Deployment and Management

Clusters can be provisioned via the AWS Management Console, AWS CLI, eksctl, or AWS CloudFormation templates. Infrastructure-as-code workflows often use HashiCorp Terraform or Pulumi to automate node group creation and networking. Continuous delivery pipelines utilize tools such as Jenkins, GitLab CI/CD, GitHub Actions, and Argo CD to deploy manifests and Helm charts. Node autoscaling commonly leverages the Cluster Autoscaler and Kubernetes Horizontal Pod Autoscaler while GitOps patterns coordinate desired state using Flux or Argo CD. For hybrid and multi-cluster scenarios, integrations with Kubernetes Federation, Anthos, and Rancher facilitate centralized management.

Security and Compliance

EKS integrates with AWS IAM for pod identity through mechanisms like IAM Roles for Service Accounts to provide least-privilege access to AWS S3, Amazon RDS, and AWS Secrets Manager. Network security uses Amazon VPC controls, Security Groups, and Network ACLs; service mesh approaches use Istio or Linkerd for mTLS and policy enforcement. Logging and auditability are supported via Amazon CloudWatch Logs, AWS CloudTrail, and Kubernetes audit logs forwarded to SIEMs like Splunk or Elastic Stack. EKS is positioned to help organizations meet compliance regimes such as HIPAA, PCI DSS, SOC 2, and FedRAMP through AWS compliance programs and shared responsibility guidance.
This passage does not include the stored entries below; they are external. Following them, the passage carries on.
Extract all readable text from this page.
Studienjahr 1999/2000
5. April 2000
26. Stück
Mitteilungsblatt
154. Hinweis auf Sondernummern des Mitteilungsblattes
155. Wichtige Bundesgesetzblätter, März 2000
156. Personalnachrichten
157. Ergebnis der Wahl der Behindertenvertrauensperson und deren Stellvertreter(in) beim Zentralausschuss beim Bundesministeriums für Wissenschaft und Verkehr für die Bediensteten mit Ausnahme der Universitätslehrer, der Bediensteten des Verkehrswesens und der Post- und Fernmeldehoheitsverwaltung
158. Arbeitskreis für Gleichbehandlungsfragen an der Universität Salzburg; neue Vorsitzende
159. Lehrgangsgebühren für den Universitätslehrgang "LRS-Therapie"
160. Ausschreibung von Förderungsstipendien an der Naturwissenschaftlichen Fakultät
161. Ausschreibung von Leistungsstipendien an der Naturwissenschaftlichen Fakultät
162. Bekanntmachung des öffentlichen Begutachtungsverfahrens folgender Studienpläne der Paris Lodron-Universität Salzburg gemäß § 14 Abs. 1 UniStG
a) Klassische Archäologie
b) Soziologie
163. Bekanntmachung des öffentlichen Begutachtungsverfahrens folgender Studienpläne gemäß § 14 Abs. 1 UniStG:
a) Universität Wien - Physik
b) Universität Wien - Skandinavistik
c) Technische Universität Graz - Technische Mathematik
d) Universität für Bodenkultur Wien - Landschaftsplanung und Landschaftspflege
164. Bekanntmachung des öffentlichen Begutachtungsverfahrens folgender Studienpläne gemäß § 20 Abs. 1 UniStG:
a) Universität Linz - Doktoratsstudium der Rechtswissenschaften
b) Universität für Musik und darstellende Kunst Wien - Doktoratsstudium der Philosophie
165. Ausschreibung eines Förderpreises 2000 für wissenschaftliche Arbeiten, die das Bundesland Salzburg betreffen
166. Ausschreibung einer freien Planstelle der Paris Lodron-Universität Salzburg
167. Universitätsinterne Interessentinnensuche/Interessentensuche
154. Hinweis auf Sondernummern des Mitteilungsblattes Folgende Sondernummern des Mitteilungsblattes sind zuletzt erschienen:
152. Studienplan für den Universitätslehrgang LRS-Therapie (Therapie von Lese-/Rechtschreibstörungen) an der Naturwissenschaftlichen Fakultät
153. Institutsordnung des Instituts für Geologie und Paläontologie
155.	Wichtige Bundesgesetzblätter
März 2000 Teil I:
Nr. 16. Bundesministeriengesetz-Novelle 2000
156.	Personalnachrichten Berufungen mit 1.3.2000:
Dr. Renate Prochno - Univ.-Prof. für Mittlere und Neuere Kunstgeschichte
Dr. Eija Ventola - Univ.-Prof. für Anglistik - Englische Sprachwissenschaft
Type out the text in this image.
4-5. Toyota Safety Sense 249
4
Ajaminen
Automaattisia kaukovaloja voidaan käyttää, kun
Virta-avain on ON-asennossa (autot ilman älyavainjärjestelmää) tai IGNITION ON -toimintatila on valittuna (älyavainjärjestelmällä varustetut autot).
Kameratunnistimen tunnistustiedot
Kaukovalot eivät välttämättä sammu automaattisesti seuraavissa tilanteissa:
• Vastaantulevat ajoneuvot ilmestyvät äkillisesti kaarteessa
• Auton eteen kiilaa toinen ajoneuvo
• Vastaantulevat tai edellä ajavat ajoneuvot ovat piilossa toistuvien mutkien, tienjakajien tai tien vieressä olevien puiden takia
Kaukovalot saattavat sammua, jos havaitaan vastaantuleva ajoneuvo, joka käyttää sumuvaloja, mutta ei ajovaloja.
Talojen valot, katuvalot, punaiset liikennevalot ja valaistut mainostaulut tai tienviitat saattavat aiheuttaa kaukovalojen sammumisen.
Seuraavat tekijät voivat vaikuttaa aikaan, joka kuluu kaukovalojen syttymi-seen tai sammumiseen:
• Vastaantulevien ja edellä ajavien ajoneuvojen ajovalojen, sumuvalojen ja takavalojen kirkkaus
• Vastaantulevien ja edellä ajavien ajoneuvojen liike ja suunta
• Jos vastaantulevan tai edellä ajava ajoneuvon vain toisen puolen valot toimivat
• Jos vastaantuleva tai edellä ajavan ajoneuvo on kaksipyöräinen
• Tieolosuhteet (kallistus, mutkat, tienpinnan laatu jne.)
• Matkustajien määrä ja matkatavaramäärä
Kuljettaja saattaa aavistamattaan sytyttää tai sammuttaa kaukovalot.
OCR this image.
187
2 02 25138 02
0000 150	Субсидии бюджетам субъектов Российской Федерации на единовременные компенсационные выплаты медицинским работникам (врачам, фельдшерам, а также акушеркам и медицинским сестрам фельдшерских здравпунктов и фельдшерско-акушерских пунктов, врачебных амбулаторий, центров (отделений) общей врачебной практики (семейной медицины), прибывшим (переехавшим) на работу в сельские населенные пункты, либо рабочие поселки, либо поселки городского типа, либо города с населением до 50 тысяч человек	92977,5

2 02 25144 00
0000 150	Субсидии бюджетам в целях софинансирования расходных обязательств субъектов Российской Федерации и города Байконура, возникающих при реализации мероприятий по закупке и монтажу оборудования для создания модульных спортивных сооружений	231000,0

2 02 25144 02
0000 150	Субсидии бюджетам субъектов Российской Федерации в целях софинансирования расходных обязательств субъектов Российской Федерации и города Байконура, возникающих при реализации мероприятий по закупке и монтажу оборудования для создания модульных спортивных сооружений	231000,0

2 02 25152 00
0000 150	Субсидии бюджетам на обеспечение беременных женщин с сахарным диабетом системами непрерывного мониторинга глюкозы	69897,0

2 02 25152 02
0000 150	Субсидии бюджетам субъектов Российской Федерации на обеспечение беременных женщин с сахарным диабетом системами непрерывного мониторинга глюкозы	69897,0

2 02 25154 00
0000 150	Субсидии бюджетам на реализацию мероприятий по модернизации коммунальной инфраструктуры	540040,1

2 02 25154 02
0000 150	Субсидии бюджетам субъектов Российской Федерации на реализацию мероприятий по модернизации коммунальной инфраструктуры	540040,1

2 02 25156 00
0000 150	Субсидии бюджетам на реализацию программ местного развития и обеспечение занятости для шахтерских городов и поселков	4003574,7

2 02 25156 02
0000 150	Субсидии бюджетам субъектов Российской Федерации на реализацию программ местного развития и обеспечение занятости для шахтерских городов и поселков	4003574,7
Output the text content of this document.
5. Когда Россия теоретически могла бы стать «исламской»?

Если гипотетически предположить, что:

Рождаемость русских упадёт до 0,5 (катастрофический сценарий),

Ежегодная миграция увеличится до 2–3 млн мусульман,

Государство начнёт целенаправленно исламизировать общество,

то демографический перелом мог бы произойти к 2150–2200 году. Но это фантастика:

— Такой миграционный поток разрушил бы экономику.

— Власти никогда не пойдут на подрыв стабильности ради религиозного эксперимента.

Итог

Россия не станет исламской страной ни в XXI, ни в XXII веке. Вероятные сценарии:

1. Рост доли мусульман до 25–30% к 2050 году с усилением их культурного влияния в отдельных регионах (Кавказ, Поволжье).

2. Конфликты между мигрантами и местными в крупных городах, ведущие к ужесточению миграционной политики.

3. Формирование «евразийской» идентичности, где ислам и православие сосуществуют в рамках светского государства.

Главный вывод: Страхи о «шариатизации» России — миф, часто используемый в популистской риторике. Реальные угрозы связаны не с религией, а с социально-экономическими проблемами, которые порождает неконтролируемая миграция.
Use Cases and Integrations

EKS is used for microservices platforms, CI/CD runners, data processing with Apache Spark on Kubernetes, and machine learning training and inference with TensorFlow and PyTorch. Integrations include storage solutions like Amazon EBS, Amazon EFS, and third-party CSI drivers such as Portworx and Rook for Ceph. Service meshes and observability solutions pair EKS with Istio, Linkerd, Prometheus, and OpenTelemetry collectors. EKS also integrates with analytics and AI services such as Amazon SageMaker for model training and Amazon Kinesis for streaming ingestion.

Pricing and Licensing

EKS pricing typically includes a per-cluster management fee in addition to charges for underlying resources such as Amazon EC2 instances, AWS Fargate profiles, Amazon EBS volumes, Elastic Load Balancing, and data transfer across AWS Regions. Cost optimization strategies reference spot instances from Amazon EC2 Spot Instances, right-sizing via AWS Compute Optimizer, and autoscaling configurations. Licensing considerations for bundled software—such as commercial service meshes, observability platforms, or proprietary CSI drivers—may involve separate agreements with vendors like HashiCorp, Datadog, Splunk, and VMware.